Arrivée à la maison, le premier constat de mes frères et sœurs étaient bien entendu les chaussures. Ils étaient ravis d’avoir une sœur qui a des chaussures. Oh  pauvres gens ! Je ne les portais que quand j’allais à la messe les dimanches. Mais je les enlevai sur le chemin pour qu’elles ne se salissent pas. Arrivée à l’église, je me lavais les pieds et les mettais. Sur le chemin de retour, je les portais dans les mains jusqu’à la maison.

 

Quand je suis revenue à Bujumbura, c’était en Décembre 1979. Qu’est-ce que les gens de Bujumbura aiment crier et faire la fête!! Je savais qu’ils aimaient crier mais pas pour souhaiter une bonne année à ceux qui sont à l’autre bout du pays : en criant!!

Cette fois, je venais rendre visite à mon oncle qui habitait à OCAF (Quartier Ngagara actuellement). Tout était comme à Bwiza excepté que eux, ils avaient une baignoire toute blanche comme un nuage. C’était la première fois que je voyais ce genre de « chose ».

A la campagne, il y a ces petites barques qu’on utilise pour fabriquer de la bière à base de bananes (Ubwato bwo kugana) dans la cour. Pour ceux qui ne connaissent pas ces petites barques, en gros ça ressemble à des baignoires sauf qu’elles sont en bois et ne sont pas blanches. Du coup je me disais qu’à Bujumbura aussi ils fabriquaient des bières de bananes mais à l’intérieur (comme leur toilettes d’ailleurs). Ce qu’ils aiment être à l’intérieur, me disais-je!

A première vue je me demandais pourquoi je me laverais dans une barque blanche, ça n’avait aucun sens.
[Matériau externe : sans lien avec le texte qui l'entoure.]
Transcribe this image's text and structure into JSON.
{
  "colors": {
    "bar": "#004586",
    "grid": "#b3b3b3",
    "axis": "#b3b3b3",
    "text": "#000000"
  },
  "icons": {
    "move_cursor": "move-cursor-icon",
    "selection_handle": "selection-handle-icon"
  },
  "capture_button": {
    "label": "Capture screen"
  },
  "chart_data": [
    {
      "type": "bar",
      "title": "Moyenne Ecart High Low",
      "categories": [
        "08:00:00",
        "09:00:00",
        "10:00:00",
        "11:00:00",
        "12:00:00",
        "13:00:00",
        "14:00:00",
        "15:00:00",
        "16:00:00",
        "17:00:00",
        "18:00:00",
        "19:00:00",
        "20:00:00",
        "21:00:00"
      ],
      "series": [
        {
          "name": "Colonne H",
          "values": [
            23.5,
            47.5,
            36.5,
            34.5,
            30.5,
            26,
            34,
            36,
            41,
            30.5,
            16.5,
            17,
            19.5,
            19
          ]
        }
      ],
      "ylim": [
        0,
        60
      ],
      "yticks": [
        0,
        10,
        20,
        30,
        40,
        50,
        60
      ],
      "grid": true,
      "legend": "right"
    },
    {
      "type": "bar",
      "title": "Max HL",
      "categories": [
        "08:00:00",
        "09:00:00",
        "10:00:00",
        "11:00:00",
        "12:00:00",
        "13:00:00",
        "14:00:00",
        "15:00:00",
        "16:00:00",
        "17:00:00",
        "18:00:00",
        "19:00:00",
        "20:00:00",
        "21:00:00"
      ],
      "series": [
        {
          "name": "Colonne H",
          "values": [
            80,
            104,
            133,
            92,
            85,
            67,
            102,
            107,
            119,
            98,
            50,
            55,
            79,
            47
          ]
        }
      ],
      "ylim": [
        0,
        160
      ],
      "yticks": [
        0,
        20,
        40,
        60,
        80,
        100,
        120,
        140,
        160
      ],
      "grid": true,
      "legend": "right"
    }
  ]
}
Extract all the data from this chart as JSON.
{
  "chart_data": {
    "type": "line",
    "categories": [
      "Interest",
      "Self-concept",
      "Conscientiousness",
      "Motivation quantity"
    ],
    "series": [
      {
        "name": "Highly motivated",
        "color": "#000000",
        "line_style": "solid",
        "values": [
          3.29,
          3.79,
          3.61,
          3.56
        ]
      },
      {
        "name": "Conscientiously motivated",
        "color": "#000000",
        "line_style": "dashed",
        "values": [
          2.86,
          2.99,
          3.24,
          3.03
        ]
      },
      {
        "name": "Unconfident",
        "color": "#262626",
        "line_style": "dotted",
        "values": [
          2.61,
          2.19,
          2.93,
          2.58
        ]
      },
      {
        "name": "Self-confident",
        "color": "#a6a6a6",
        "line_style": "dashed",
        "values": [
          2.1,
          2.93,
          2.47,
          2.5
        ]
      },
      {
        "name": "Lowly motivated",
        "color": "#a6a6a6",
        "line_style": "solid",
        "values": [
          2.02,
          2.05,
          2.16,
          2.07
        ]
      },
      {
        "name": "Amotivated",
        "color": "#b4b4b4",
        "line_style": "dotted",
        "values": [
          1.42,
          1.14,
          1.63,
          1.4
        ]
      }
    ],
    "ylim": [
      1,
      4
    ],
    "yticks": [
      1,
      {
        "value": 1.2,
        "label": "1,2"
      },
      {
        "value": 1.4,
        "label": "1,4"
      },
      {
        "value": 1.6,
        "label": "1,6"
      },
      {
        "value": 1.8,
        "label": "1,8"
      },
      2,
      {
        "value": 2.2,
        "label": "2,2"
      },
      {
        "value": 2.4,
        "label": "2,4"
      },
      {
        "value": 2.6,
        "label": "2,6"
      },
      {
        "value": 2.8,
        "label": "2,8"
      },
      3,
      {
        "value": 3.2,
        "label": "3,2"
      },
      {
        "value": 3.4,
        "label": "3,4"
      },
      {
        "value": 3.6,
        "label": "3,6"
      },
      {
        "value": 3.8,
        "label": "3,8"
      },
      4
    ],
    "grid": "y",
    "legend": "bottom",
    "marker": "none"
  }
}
Alors, je suis allée à l’extérieur, j’ai pris un bassinet et me suis lavée.

A midi, dessert du jour : une papaye. Sans gêne, je demande pourquoi on nous a servi une courge sans la cuire. Est-ce parce qu’il n’y a plus de bois de chauffage, je peux aller en chercher ! Là mon oncle éclate de rire et me dis que « la courge » à laquelle je fais allusion est une papaye, qu’on la mange comme ça, sans la faire cuire.

Le soir, on va dans un restaurant (pas un hôtel cette fois). Mon oncle et ma tante commandent et quand la serveuse me regarde et me demande de passer ma commande, pour ne pas passer pour une fille de la campagne, je dis fièrement « la même chose qu’eux ». La serveuse me sourit et s’en va.

Après quelques minutes, la serveuse revient avec nos commandes. Une soupe! j’avais commandé une soupe! Et jusque-là je ne savais même pas que ça s’appelait une soupe. Au fond de moi, je me lamentais et me disais que j’aurais dû commander de la viande, en tout cas quelque chose qui m’aurait rassasié. Ce n’est qu’après que j’ai remarqué que cette soupe était une entrée et que la “vraie nourriture” venait juste après.

J’avoue que ressasser du passé m’a fait éclater de rire et m’a rappelé les excellentes découvertes que j’ai faites. J’en ris avec mes enfants, qui eux ne connaitront jamais ce genre de choses mais feront face à d’autres découvertes. J’ai même appris le swahili pour ne pas me perdre dans les quartiers comme Bwiza et Buyenzi. Maintenant, je vis à Bujumbura et personne ne connait la ville mieux que moi.